- Born: Hilary June Park 1920 Hampstead
- Died: 2018 (aged 97–98)
- Education: Architectural Association School of Architecture
- Occupation: Architect
- Spouse: Cyril Mardall

= June Park (architect) =

British architect

Hilary June Park (1920–2018) was a British architect and author known for her contributions to post-war modernist architecture and architectural writing. She worked independently and in partnership with her second husband, Cyril Mardall.

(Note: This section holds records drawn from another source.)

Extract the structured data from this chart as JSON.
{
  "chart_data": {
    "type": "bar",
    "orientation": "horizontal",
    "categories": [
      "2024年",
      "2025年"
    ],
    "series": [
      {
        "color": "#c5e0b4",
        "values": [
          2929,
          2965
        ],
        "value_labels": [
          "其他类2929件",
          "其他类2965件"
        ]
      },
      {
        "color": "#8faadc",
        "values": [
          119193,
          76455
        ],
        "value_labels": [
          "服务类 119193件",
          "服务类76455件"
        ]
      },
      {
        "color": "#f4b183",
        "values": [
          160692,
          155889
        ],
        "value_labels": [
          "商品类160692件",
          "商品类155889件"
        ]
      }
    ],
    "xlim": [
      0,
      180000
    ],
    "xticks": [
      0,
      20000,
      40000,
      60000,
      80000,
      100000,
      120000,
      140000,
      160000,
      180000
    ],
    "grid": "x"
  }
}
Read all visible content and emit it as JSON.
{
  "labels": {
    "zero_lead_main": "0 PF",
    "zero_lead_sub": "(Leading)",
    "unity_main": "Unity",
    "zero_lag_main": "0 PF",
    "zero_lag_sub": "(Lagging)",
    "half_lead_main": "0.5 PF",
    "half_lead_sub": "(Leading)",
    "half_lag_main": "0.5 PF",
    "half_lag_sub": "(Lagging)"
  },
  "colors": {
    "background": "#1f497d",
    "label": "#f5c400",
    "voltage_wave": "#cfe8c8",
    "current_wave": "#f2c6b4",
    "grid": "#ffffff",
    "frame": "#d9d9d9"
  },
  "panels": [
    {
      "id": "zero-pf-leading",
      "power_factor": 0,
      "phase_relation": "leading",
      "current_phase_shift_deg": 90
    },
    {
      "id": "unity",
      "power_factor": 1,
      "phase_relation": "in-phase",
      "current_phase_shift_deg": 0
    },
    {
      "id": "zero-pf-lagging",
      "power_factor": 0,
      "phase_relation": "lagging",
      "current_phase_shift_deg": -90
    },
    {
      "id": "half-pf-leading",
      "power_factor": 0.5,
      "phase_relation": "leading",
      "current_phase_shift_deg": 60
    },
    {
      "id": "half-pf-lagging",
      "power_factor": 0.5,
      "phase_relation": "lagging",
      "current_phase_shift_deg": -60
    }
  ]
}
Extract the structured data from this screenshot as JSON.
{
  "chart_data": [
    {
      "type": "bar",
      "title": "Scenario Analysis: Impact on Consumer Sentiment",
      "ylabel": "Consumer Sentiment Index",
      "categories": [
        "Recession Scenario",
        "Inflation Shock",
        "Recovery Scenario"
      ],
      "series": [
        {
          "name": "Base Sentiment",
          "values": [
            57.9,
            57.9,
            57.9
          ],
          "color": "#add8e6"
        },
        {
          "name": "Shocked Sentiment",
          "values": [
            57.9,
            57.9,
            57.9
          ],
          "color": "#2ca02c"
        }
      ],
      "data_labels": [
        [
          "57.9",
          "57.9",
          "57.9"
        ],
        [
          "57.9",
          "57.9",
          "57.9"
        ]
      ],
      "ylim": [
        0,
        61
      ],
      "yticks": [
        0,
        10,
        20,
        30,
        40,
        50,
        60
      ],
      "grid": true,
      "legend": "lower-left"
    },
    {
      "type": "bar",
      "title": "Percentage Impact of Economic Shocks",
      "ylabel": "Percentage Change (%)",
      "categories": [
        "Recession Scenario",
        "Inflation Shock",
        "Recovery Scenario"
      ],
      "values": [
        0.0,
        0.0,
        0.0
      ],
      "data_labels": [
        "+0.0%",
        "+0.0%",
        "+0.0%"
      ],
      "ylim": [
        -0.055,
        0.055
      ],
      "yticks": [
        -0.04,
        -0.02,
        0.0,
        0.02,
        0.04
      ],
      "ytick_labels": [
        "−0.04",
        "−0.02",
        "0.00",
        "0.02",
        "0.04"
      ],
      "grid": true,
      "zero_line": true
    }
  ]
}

== Early life and education ==
June Park was born in Hampstead, the daughter of the renowned British portrait photographers Bertram Park and Yvonne Gregory. From 1938 she studied architecture at the Architectural Association School of Architecture in London, where she was taught by influential figures such as Felix Samuely and Frederick Gibberd.

== Life and career ==
After graduating, Park worked in the offices of Frederick Gibberd and Edward Mills, and was elected an Associate of the Royal Institute of British Architects (ARIBA) in 1944. In 1945 she established her own architectural practice. Her early works in the modernist style included a private house in Beaconsfield, Buckinghamshire (1947); two cottages for agricultural workers near Harlow and Roydon, Essex (1948); and the conversion of two houses for the Finnish Legation in Belgravia, London (1949). She also collaborated with the firm Yorke, Rosenberg & Mardall (YRM) on the design of Barclay Secondary School in Stevenage (1947).

In 1951 June Park designed a new house at 7 Fitzroy Park, Highgate, London, for herself and her second husband, Cyril Mardall, as well as a slightly smaller house (7a) adjacent, for her mother-in-law. Both were concrete framed with brick infill but have since been altered. She also designed the sauna in the basement of the Finnish Seamen's Mission and Church, London, designed by Cyril Mardall in 1958. In the 1970s and 1980s June Park and Cyril Mardall worked in partnership on residential projects in the West Indies and Ireland.

== Publications ==
June Park authored two books on modernist residential architecture:

- Houses and Bungalows (1958)
- Houses for Today (1971)

== Personal life ==
June Park's first husband was David Francis Rivers Bosanquet. On 17 January 1947 she married Cyril Mardall (formerly Sjöström), a Finnish-born British architect and co-founder of Yorke, Rosenberg & Mardall (YRM). They had one son and one daughter and lived In Fitzroy Park, Highgate, London in a house she designed. June Mardall died in 2018.